Fuoribordo: la manutenzione del sistema di raffreddamento in 4 mosse

Cosa c'è di più fastidioso di avere un guasto tecnico durante una calda giornata estiva? Per prevenire l'inconveniente andiamo quindi a vedere alcuni accorgimenti per il circuito di raffreddamento e la pompa acqua

21 Giugno 2016 | di Redazione Liguria Nautica

Sono ormai gli ultimi giorni prima dell’inizio dell’estate, prima dell’inizio della stagione dedicata al diporto. E’ l’occasione per fare un ultimo check up del vostro motore fuoribordo e assicurarsi che tutto funzioni al meglio. Cosa c’è di più fastidioso di avere un guasto tecnico durante una calda giornata estiva? Per prevenire l’inconveniente andiamo quindi a vedere alcuni accorgimenti per il circuito di raffreddamento e la pompa acqua: una pate del motore a cui va data la giusta attenzione.

A indicarci la strada giusta da seguire è Marco Massola, responsabile tecnico Suzuki divisione Marine, che con i sui consigli ci guida passo dopo passo verso una corretta manutenzione del sistema di raffreddamento.

1 – Le criticità del sistema di raffreddmento

Una buona manutenzione del nostro motore fuoribordo avrà come prima voce il controllo del sistema di raffreddamento, che sostanzialmente si compone di una pompa acqua e di un circuito di raffreddamento, quest’ultimo gestito da una valvola termostatica e monitorato da uno o più sensori di temperatura.
Una delle principali differenze tra un motore “terrestre” ed un motore fuoribordo sta nel fatto che quest’ultimo ha il circuito di raffreddamento aperto, con tutti i vantaggi e svantaggi che questo comporta.
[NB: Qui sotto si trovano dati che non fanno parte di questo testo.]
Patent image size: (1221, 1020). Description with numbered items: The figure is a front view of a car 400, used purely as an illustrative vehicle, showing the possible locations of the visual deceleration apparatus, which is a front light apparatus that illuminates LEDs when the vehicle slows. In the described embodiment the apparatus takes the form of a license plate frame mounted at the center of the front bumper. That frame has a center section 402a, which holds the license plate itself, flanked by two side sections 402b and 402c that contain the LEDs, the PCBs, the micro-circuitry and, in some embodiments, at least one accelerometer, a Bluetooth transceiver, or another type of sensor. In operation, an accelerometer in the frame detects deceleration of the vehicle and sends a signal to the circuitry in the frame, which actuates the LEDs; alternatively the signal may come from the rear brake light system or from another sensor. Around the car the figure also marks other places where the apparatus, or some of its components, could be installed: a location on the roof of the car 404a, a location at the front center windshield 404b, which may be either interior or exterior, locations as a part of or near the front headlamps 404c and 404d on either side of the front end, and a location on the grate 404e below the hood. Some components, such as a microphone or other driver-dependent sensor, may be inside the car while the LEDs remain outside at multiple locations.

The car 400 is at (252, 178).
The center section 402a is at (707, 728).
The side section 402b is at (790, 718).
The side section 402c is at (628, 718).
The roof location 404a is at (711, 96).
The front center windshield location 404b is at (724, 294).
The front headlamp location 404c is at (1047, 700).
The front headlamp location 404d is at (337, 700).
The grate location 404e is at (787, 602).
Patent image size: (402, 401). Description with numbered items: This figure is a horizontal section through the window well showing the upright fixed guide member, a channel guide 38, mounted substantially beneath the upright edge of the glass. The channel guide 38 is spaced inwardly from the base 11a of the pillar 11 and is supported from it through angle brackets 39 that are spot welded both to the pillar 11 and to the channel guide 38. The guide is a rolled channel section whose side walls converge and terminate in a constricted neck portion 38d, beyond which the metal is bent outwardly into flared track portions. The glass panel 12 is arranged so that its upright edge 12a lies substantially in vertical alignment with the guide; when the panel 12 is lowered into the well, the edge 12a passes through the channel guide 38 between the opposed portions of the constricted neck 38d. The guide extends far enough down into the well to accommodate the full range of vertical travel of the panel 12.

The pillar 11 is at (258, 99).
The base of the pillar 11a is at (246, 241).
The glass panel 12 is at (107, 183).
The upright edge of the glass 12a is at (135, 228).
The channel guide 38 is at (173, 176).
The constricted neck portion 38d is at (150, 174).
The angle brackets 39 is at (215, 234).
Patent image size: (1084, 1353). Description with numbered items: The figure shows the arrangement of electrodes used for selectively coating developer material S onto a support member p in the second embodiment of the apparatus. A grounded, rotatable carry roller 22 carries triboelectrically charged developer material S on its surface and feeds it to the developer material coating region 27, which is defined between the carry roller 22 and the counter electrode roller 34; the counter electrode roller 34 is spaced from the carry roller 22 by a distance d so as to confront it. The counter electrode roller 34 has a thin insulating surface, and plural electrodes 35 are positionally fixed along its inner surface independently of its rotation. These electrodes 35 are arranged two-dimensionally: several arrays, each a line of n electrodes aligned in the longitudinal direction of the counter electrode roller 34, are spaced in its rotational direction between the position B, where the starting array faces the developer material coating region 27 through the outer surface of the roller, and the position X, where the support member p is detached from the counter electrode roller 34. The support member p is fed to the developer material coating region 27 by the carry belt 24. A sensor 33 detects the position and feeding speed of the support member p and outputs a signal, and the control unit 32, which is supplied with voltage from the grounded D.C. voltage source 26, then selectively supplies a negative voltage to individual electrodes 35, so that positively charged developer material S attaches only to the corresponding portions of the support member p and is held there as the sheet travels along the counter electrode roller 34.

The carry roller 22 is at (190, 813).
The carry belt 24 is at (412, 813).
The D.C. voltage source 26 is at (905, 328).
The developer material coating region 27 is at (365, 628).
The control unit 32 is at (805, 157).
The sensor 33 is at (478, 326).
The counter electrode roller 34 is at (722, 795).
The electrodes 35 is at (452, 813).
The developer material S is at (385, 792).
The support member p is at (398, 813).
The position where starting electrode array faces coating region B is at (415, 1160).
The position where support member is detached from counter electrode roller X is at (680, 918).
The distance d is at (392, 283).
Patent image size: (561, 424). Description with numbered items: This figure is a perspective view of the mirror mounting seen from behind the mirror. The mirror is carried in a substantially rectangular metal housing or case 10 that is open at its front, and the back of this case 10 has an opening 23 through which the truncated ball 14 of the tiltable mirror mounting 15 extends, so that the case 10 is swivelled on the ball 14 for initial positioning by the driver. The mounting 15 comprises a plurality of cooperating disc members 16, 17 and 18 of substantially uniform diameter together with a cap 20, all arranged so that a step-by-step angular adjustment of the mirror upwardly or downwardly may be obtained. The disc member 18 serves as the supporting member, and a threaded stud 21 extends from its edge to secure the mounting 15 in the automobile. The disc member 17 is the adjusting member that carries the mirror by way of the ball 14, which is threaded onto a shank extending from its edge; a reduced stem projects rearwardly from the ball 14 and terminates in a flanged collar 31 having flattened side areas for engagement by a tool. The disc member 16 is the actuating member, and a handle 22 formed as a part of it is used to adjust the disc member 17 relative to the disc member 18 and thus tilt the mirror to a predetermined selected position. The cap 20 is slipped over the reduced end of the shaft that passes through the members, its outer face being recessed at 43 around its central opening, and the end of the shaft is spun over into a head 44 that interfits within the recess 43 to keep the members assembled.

Infatti, a differenza di un sistema chiuso il cui liquido di raffreddamento oltre a smaltire il calore ha caratteristiche tali da preservare il circuito stesso, in campo nautico ci si deve affidare all’acqua in cui ci si trova, dolce o salata che sia, più o meno calcarea e con altri materiali in sospensione, come sabbia, terriccio o altre sostanze aggressive e/o abrasive. Ne consegue quindi che una corretta e frequente manutenzione del sistema di raffreddamento del nostro motore fuoribordo sia fondamentale per garantire la sua durata nel tempo.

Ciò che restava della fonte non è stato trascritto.